Patel grew up in Hyderabad, the capital city of Andhra Pradesh, and moved to the United States in 2005. While working as a waiter at a South Indian restaurant in New York City, he and Scheintaub met, and a few years later moved to Brattleboro.
According to the couple, most Indian restaurants in the United States serve Indian cuisine typical to the northern regions of the country. They say that finding South Indian food in Brattleboro was impossible, and not likely sourced elsewhere in New England. Scheintaub now reports happy visitors from Boston, surprised to find South Indian food here.
Oil makes the difference
Patel describes some of the characteristics that set his homeland's culinary traditions apart from those of northern India.
Coconut and curry leaves abound, he says, but it's the oil that makes the difference.
He says cooking oil is tempered before use: “You bring the oil to a very high temperature and add mustard seeds, dried red chiles, and curry leaves. This isn't used to cook the food, but to flavor and finish the dishes.”
If Dosa Kitchen's food truly represents Southern Indian cuisine, then freshness is crucial. Whereas most domestic-made Indian food tends toward intensely flavored dishes with thick sauces - sometimes overpowering the flavor of the individual ingredients, especially the vegetables - Dosa Kitchen's food is simpler and fresher.
This isn't to say it's bland, but the seasoning is not aggressive enough to mask, say, the nutty flavor of chickpeas or the sweetness of vegetal greens.
What sets Dosa Kitchen's food apart from most other area restaurants' offerings, regardless of cuisine, is the focus on fermented foods. This is no coincidence. In mid-September, Scheintaub's new book, Cultured Foods For Your Kitchen, was published by Rizzoli Publications International.
Cultured Foods contains 100 recipes featuring the bold flavors of fermentation, the book's cover promises.
Vibrant, well-styled photographs by William Brinson illustrate recipes, tips, suggestions, historical culinary background on fermented foods, and personal anecdotes.
While some of the more involved dishes would impress even jaded gourmands, many of the recipes are simple and instruct readers on the art of making better, cleaner, and fermented versions of common kitchen staples such as prepared mustard and hot sauce.
The latter sits in jars, awaiting hungry diners at Dosa Kitchen. According to the couple, it's a popular condiment.
Scheintaub's “Live and Kickin' Hot Sauce,” made only of fresh chili peppers, salt, and either pickle juice or sauerkraut brine (both of which have their own easy recipes in Cultured Foods), offers variants with and without fresh garlic and cane sugar.

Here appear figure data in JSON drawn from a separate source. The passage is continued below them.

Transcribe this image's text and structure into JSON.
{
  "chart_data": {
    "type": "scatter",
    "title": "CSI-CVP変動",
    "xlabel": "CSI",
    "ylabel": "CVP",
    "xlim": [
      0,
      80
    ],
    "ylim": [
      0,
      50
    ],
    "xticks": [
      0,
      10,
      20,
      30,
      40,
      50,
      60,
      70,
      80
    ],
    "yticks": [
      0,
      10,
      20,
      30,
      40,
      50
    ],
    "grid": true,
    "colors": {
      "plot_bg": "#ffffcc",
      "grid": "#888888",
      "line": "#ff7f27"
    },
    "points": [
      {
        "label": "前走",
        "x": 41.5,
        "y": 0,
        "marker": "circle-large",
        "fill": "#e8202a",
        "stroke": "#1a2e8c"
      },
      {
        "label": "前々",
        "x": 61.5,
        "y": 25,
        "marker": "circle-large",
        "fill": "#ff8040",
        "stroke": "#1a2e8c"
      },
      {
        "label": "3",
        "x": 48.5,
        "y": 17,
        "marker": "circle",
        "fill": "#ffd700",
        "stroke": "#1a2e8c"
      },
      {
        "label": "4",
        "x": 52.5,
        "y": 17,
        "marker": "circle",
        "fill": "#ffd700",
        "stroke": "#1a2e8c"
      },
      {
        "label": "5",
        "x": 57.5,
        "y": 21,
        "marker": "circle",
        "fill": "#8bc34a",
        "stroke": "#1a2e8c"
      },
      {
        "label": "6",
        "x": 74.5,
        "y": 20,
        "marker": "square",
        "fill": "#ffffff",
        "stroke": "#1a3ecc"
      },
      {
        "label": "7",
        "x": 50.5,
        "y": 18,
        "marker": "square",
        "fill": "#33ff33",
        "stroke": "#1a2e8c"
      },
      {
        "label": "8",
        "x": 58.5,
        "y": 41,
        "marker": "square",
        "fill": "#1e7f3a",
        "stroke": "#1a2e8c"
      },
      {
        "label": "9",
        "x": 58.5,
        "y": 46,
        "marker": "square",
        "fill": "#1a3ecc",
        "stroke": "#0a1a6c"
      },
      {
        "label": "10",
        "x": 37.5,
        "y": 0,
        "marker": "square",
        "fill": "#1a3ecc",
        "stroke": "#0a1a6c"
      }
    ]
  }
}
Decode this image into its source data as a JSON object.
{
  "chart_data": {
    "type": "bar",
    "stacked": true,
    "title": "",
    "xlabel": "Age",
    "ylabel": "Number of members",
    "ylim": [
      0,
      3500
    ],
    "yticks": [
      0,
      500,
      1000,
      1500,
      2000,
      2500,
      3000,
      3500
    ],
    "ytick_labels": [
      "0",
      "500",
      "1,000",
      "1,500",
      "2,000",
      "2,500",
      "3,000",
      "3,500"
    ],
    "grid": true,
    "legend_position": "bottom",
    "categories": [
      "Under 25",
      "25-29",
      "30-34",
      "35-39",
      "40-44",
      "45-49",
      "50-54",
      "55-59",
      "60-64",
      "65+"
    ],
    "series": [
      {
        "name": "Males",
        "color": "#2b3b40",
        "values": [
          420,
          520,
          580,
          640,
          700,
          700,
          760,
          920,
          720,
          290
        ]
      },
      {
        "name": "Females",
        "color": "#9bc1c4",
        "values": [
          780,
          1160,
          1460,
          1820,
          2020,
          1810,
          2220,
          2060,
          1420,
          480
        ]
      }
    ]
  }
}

The salt and pickle juice are the only preservatives, harking back to a time when fermentation was one of the few methods used to preserve food and draw out extra nutrients.
Food foundation
But health isn't the only concern for Scheintaub, a food editor and recipe tester in addition to Patel's partner in Dosa Kitchen and all else.
Scheintaub says she's always looking for new ways to make recipes exciting. “Fermented foods add a whole new world of flavor,” she says.
Case in point: the dosa.
“We created a food truck dedicated to our favorite ferment[ed food],” Scheintaub says. Dosas - the South Indian version of crêpes or pancakes - are made of fermented, ground rice and lentils, and provide the foundation for most of Dosa Kitchen's menu items.
(Cultured Foods contains a recipe for dosas that's about as simple as making pancakes, with just a few extra steps.)
Diners can also choose rice instead of a dosa, or an uttapam - basically a thicker dosa.
Dosa Kitchen's outdoor season may be over by the time you read this: they plan to staff their food truck for as long as the weather permits.
But operations will be moving just a few feet away, to the Robert H. Gibson River Garden, where Dosa Kitchen will serve its South Indian cuisine Saturdays at the indoor Brattleboro Winter Farmers' Market.
Scheintaub and Patel say they will return to their patio at the end of the alley in the spring.